Manatt on Health

Medicaid Edition: Establishing a Medicaid Per Capita Cap: Implications for California

By Jocelyn A. Guyer, Managing Director | April Grady, Director | Adam D. Striar, Consultant

Both the House-passed American Health Care Act (AHCA) and the Senate’s draft Better Care Reconciliation Act (BCRA) of 2017 propose major changes to Medicaid’s financing structure. These include caps on federal funding for nearly all Medicaid beneficiaries and services. Currently the federal government covers a share of all Medicaid expenditures, but a per capita cap would eliminate this guarantee. Instead, states would be allocated a set amount per beneficiary. These amounts would be added together to establish an overall limit on expenditures that the federal government will match.

To understand the implications of a per capita cap for California and the 13.5 million beneficiaries served by Medi-Cal (California’s Medicaid program), Manatt Health prepared an analysis for the California Health Care Foundation (CHCF) that:

  • Describes the cap proposals under consideration in Congress;
  • Provides estimates of the fiscal impact on California of the per capita cap included in the Senate’s June 22 BCRA draft, and illustrates the impact of changes in the trend factor;
  • Describes the operational issues and challenges created by a per capita cap; and
  • Reviews the choices available to California if a per capita cap is established.

Key takeaways from the analysis are summarized below. To download a free presentation of the complete findings, click here.

Key Takeaways

Manatt Health’s analysis yielded five important takeaways for California and can serve as an important lesson for other states facing the effects of a per capita cap:

  • A per capita cap would put significant pressure on Medi-Cal and the state budget by eliminating the federal government’s commitment to share all Medicaid costs with the state. California can expect to lose $37.6 billion in federal funds between fiscal years (FY) 2020 and 2027 under the per capita cap proposed in the June 22 version of the Senate’s draft BCRA.
  • The actual impact of a per capita cap will depend on the trend rates for the cap. If the caps turn out to be even slightly lower than expected, cuts will compound quickly. For example, if the medical consumer price index (CPI) is just half a percentage point below projections, and actual Medicaid spending does not similarly drop, cuts during FY 2020–2027 increase by 39% to $52.4 billion.
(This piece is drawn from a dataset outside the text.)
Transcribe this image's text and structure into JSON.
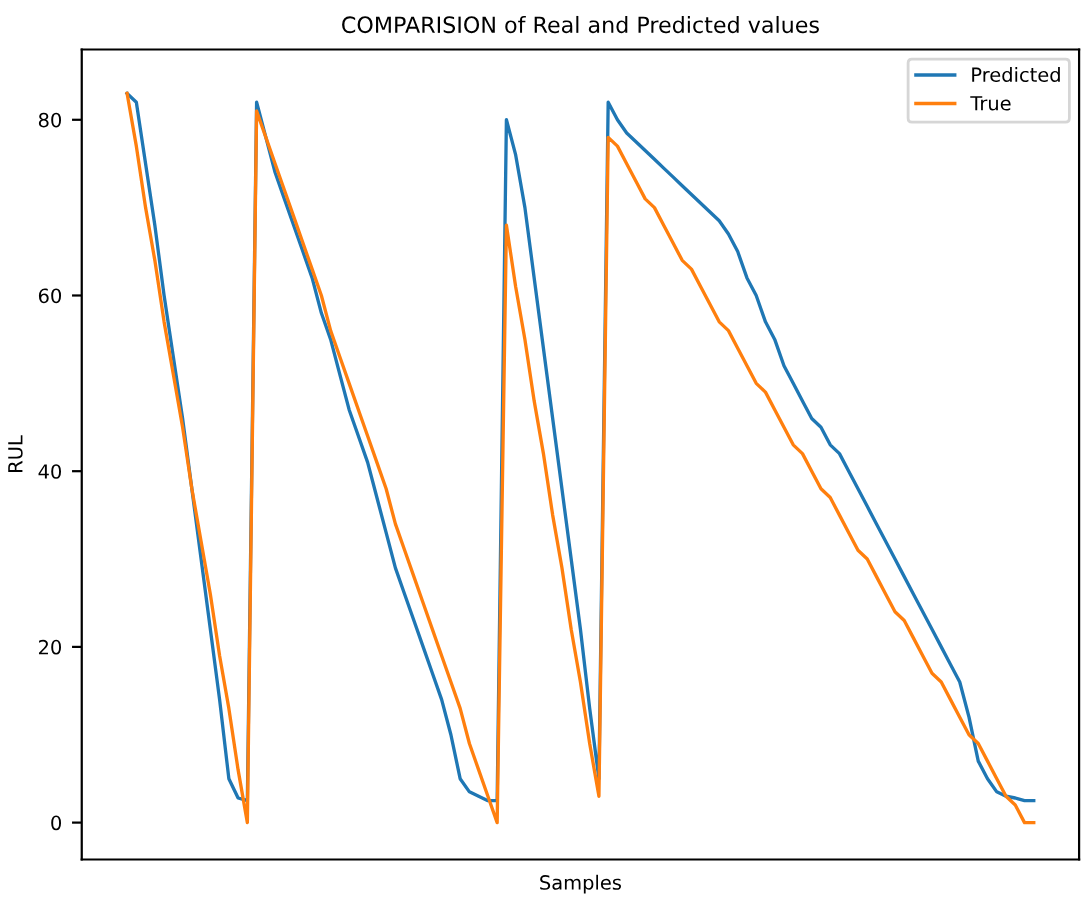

If medical CPI turns out to be significantly higher (or spending pressures are markedly lower) than expected for a given year, California may receive some short-term relief. The state cannot, however, use the “good” year to ease the impact of cuts in future years.
  • A cap locks California into its relatively low Medi-Cal spending levels and puts the state at risk for unexpected healthcare costs.
  • A cap would pose major operational issues for California, including the need to make Medi-Cal budget decisions in advance of knowing the amount of federal funds available to the state.
  • California will face difficult choices if a cap is imposed. It will need to do some or all of the following—raise taxes, cut other programs and/or significantly reduce Medi-Cal expenditures.


California has much to lose under a per capita cap. The state is facing an estimated federal cut of $37.6 billion through FY 2027. The actual reduction in federal funding, however, could be higher or lower, depending on whether the trend rate for the cap differs from projections.

Unlike under the current financing structure, with per capita caps in place, California alone would bear the risk of unexpected health crises, increased drug prices and breakthrough treatments. As a relatively low-spending state, it has less room than many other states to cope with federal cuts, making it more likely that a cap would threaten important, California-specific efforts to improve Medi-Cal.

How should California respond if the cap becomes a reality? There are no easy options. It would need to increase its own Medi-Cal spending substantially, cut reimbursement rates, drop optional benefits, attempt to eliminate eligibility for particularly high-cost beneficiaries, increase price sharing—or implement a combination of these actions.